Should civil society, then, get behind NATO’s embrace of human security or call it out as cynical co-optation? The answer perhaps depends on one’s strategy. As it stands, the human security terminology used by NATO and the UK is confusing and threatens to undermine the very different use of the term by civilian academic and development workers. There is nothing wrong with protecting the most vulnerable or reducing the impact of violence on civilians, but that is rightly called Protection of Civilians. Relabelling PoC as human security threatens to turn a transformative approach of promoting wellbeing, freedom and development from a positive into a negative, static concept. It is defensive rather than preventive. It bends ‘freedom to…’ back on itself to become ‘protection from…’.

Yet there is also an entryist opportunity in the co-optation of human security by NATO and other military actors. Since we each endorse it, there is room for a conversation on what we believe human security and wellbeing to be about and which actors ought to be involved. The expanding grab-bag of principles and agendas folded under the military human security umbrella suggests that the idea is far from fixed. There may be more useful approaches that can be included too.

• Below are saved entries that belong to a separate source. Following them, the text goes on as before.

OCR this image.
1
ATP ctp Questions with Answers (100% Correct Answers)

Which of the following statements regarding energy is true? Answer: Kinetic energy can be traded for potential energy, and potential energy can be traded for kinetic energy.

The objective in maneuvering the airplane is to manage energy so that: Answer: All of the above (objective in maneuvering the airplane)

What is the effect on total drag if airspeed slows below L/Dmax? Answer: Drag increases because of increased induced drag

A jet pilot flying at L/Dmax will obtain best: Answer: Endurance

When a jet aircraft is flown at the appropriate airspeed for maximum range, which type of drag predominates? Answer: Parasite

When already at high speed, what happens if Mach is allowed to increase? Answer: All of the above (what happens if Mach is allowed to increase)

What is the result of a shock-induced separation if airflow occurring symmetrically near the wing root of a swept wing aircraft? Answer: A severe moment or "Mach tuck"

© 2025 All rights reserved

Or perhaps the end-point of the conversation that opens up is a recognition that real human security is not something that a military alliance, let alone one committed to weapons of mass destruction, can reasonably be tasked with delivering. Yes, NATO should work to rapidly reduce its carbon footprint. Yes, troops may bring useful expertise and labour to help respond to epidemics or natural disasters where normal resources fail. But military actors should not be leading responses to threats and challenges that are not military in nature. And if those challenges to our human security are far larger than threats from militarised violence, NATO should not be competing for resources with those that really can protect us.


This post was first published by NATO Watch on 16 February 2021 as part of its volume Peace research perspectives on NATO 2030: A response to the official NATO Reflection Group.

The views and opinions expressed in posts on the Rethinking Security blog are those of the authors and do not necessarily reflect the position of the network and its broader membership.